You mentioned the concentrations – tell me about the available concentrations and what students need to do to earn one.

The concentration provides an opportunity for students to engage in a more sustained study of a certain set of public concerns and to be equipped for public ministry in a more specialized way. Right now, we are beginning with three concentration tracks: one in child advocacy, another in racial justice, and a third in ecological regeneration. We are launching with these three because of the growing interest of our students in these areas and our understanding of the importance of all three in the public realm today, but also because we have excellent faculty equipped to teach within and oversee these three tracks. It is also likely we will be adding new concentrations in time as we identify emerging interests and can organize the resources to support additional tracks.

I understand students can propose their own concentrations? How does that work?

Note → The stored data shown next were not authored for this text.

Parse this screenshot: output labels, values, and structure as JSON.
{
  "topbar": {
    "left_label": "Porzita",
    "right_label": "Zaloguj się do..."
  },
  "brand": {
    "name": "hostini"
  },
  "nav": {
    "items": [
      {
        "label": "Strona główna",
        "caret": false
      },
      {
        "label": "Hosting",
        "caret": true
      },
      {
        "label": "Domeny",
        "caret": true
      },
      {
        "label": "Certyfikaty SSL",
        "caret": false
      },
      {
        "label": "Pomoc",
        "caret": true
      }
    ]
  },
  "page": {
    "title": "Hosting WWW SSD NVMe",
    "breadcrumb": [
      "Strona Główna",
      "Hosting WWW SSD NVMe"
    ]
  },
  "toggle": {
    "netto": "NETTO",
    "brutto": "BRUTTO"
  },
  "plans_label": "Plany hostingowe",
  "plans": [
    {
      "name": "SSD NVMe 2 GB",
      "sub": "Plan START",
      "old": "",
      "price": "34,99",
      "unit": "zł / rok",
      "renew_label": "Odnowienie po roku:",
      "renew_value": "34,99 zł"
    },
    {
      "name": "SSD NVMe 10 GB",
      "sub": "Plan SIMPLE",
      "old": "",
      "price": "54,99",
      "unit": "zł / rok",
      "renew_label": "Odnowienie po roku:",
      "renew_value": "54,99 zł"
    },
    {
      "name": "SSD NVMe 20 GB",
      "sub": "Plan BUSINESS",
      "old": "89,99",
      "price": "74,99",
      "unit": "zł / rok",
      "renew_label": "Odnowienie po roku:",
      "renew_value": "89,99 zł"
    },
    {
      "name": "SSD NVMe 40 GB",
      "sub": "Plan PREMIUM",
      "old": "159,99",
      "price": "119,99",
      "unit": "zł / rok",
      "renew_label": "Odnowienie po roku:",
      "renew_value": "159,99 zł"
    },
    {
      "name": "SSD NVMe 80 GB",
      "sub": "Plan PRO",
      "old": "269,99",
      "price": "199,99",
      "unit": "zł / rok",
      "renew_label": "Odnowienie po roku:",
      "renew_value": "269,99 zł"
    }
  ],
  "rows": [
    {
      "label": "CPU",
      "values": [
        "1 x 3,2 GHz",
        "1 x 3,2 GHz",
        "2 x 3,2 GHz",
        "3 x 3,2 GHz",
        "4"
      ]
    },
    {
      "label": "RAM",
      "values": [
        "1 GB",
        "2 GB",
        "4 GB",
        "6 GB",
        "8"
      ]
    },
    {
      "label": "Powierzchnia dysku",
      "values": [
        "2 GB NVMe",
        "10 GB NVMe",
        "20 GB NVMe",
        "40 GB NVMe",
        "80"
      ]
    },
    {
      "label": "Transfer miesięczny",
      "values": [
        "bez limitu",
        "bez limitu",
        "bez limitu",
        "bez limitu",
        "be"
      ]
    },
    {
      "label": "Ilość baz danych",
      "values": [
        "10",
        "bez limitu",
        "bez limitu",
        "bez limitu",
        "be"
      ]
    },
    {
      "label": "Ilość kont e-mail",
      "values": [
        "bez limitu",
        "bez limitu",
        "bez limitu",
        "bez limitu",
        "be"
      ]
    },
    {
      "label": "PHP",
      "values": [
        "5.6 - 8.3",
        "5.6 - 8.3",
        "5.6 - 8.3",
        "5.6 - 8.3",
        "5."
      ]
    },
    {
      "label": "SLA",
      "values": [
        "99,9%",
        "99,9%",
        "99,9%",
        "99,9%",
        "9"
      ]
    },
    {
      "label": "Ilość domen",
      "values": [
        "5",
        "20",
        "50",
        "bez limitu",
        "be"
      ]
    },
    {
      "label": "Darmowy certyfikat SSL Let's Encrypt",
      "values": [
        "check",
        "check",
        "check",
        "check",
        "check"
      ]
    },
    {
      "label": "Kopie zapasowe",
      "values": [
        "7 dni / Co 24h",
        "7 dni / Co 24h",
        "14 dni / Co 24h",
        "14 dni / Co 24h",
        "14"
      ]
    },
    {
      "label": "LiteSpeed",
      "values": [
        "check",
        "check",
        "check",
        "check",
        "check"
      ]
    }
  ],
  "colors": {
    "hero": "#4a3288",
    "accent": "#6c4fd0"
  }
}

Yes. A student can propose a concentration different than those three. It is conceivable that a student might want to focus a concentration around issues of immigration, for example, or homelessness, or economic justice. In that case, we would need to see if we could identify at least four appropriate course offerings either at the seminary, through another seminary or divinity school in the area, or perhaps through courses offered at Northwestern University. A student interested in exploring that option would meet with me, as the director of the program, and we would work together to see what might be possible. I cannot make any guarantees that we would always be successful, but I would hope we could be more often than not.

What kinds of careers would these students pursue?

We anticipate our graduates will pursue a variety of different career paths, and there will be many who continue on in their existing careers but desire the theological grounding to support and better equip them in what they’re already doing. Many may be people who lead nonprofit organizations, community organizers, and child or family service workers. We may have alums who are politicians or who work in government offices as staff members writing public policy. Others might contribute through think tanks. I could imagine there will be socially minded entrepreneurs who find ways to live out their faith through business models that benefit the common good. Still others might work at a more general level for the church, working on public advocacy and justice issues for their particular denomination or through ecumenical work. And I’m sure there will be careers that we haven’t even though of that our alums will pursue—or maybe even create!

One of the commitments I have in directing this degree is to find ways of staying connected with our alums in ways that support them in their public ministries but also in ways that impact the degree program in terms of what we teach, how we teach, what we can learn from their experiences, how we can build power together through their networks, and how current students can connect with their work.

Who will benefit from this degree?

Ultimately, I hope those who benefit from this degree will be the people and the places our graduates end up serving in public ministry. I hope vulnerable children benefit. I hope incarcerated populations benefit. I hope black neighborhoods and communities and individuals and institutions benefit. I hope poor rural communities struggling amidst drug addictions and high cancer rates benefit. I hope degraded landscapes and threatened wildlife and polluted waterways benefit. If we can look back in 20 years at the impacts our graduates of this degree have had in the public realm, and if we can point to specific lives and particular organizations and particular places that are flourishing because of their work, then we’ll know we’ve succeeded as a school through this degree program.

And that gets back to who we understand God to be and what God is doing in the world. This is a theological matter. Christians affirm that God so loves the world—the whole of it and every part. So to follow a call to serve in public ministry is to participate in God’s aim to heal the world— the whole of it and every part. And in that sense, I am very much looking forward to being wonderfully surprised at the unexpected benefits that might come about as a result of this degree.